What, then, are the facts? Do the Japanese excel in philosophy, or are they conspicuously deficient? In either case, is the characteristic due to essential race nature or to some other cause?
We must first distinguish between interest in philosophical problems and ability in constructing original philosophical systems. In this distinction is to be found the reconciliation of many conflicting views. Many who argue for Japanese philosophical ability are impressed with the interest they show in metaphysical problems, while those who deny them this ability are impressed with the dependence of Japanese on Chinese philosophy.
The discussions of the previous chapter as to the nature of Japanese education and its tendency to develop the lower at the expense of the higher mental faculties, have prepared us not to expect any particularly brilliant history of Japanese philosophy. Such is indeed the case. Primitive Japanese cosmology does not differ in any important respect from the primitive cosmology of other races. The number of those in Old Japan who took a living interest in distinctly metaphysical problems is indisputably small. While we admit them to have manifested some independence and even originality, as Professor Inouye urges,[AN] yet it can hardly be maintained that they struck out any conspicuously original philosophical systems. There is no distinctively Japanese philosophy.
These facts, however, should not blind us to the distinction between latent ability in philosophical thought and the manifestation of that ability.
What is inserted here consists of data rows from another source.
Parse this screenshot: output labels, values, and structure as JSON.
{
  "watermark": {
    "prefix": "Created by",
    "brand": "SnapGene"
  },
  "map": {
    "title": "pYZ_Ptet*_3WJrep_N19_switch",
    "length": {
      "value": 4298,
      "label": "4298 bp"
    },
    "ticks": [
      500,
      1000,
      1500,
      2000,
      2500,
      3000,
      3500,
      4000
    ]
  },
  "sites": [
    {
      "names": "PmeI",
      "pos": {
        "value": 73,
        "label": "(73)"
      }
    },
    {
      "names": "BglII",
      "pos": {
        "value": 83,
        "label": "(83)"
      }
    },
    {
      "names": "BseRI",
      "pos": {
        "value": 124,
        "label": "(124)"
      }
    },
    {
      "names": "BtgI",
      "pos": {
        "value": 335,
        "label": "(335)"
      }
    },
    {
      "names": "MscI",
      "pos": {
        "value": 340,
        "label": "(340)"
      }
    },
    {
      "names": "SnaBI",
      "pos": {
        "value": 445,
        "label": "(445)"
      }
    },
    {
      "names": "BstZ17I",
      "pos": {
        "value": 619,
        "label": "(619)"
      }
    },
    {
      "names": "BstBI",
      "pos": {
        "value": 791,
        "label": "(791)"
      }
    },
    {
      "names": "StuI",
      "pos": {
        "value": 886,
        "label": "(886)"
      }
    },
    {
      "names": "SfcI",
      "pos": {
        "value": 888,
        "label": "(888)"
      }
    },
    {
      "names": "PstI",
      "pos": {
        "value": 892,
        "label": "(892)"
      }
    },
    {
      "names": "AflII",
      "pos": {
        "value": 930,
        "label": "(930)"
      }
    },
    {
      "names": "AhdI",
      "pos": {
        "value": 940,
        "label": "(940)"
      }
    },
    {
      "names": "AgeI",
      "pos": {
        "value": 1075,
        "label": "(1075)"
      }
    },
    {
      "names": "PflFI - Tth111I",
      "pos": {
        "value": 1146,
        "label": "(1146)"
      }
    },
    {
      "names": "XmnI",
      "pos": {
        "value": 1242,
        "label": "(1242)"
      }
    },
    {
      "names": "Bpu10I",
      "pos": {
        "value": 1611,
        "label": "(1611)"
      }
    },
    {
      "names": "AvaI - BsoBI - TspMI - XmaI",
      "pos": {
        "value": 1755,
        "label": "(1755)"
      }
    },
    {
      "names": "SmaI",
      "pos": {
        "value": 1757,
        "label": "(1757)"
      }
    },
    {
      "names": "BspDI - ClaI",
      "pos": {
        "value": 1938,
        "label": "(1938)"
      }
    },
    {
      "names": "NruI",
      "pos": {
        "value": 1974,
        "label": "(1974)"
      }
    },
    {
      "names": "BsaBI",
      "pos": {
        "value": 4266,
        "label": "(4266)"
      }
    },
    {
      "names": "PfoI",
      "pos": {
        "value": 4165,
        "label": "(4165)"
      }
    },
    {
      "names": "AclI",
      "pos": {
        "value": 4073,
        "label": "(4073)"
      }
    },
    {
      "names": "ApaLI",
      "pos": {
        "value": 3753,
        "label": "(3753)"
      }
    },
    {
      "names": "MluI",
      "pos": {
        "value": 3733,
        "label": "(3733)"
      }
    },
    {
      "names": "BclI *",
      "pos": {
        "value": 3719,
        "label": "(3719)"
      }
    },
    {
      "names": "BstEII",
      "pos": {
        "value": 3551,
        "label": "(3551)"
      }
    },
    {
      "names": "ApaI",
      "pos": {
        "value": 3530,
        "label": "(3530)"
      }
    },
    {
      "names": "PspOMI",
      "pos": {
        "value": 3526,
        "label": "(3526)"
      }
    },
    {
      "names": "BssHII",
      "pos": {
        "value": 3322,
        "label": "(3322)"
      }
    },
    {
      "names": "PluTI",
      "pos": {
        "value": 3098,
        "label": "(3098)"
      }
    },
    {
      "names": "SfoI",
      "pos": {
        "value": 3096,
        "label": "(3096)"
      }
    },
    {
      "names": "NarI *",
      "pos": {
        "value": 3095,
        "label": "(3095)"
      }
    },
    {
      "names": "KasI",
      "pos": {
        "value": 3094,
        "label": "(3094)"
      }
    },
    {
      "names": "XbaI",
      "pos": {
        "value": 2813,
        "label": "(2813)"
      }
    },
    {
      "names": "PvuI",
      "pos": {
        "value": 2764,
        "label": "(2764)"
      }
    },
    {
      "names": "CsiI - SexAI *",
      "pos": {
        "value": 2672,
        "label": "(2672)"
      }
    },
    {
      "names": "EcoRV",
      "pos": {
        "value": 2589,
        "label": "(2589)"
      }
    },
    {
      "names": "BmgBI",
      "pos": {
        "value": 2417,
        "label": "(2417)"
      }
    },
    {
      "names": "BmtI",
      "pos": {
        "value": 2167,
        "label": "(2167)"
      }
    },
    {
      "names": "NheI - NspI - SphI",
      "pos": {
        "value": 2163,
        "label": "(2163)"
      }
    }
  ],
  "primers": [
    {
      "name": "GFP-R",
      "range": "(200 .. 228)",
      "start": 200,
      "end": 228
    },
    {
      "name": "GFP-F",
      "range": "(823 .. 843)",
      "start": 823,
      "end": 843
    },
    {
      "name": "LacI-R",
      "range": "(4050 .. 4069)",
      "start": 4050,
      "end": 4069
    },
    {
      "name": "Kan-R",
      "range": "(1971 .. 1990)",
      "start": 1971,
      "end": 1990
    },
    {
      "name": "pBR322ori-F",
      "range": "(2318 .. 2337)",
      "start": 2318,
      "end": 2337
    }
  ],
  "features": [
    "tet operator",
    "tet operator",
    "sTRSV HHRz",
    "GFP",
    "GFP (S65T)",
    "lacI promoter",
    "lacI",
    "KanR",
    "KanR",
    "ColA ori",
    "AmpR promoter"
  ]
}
The old social order, with its defective education, its habit of servile intellectual dependence on ancestors, and its social and legal condemnation of independent originality, particularly in the realm of thought, was a mighty incubus on speculative philosophy. Furthermore, crude science and distorted history could not provide the requisite material from which to construct a philosophical interpretation of the universe that would appeal to the modern Occidental.
In spite, however, of social and educational hindrances, the Japanese have given ample evidence of interest in metaphysical problems and of more or less ability in their solution. Religious constructions of the future life, conceptions as to the relations of gods and men and the universe, are in fact results of the metaphysical operations of the mind. Primitive Japan was not without these. As she developed in civilization and came in contact with Chinese and Hindu metaphysical thought, she acquired their characteristic systems. Buddhist first, and later Confucian, metaphysics dominated the thought of her educated men. In view of the highly metaphysical character of Buddhist doctrines and the interest they have produced at least among the better trained priests, the assertion that the Japanese have no ability in metaphysics cannot be maintained.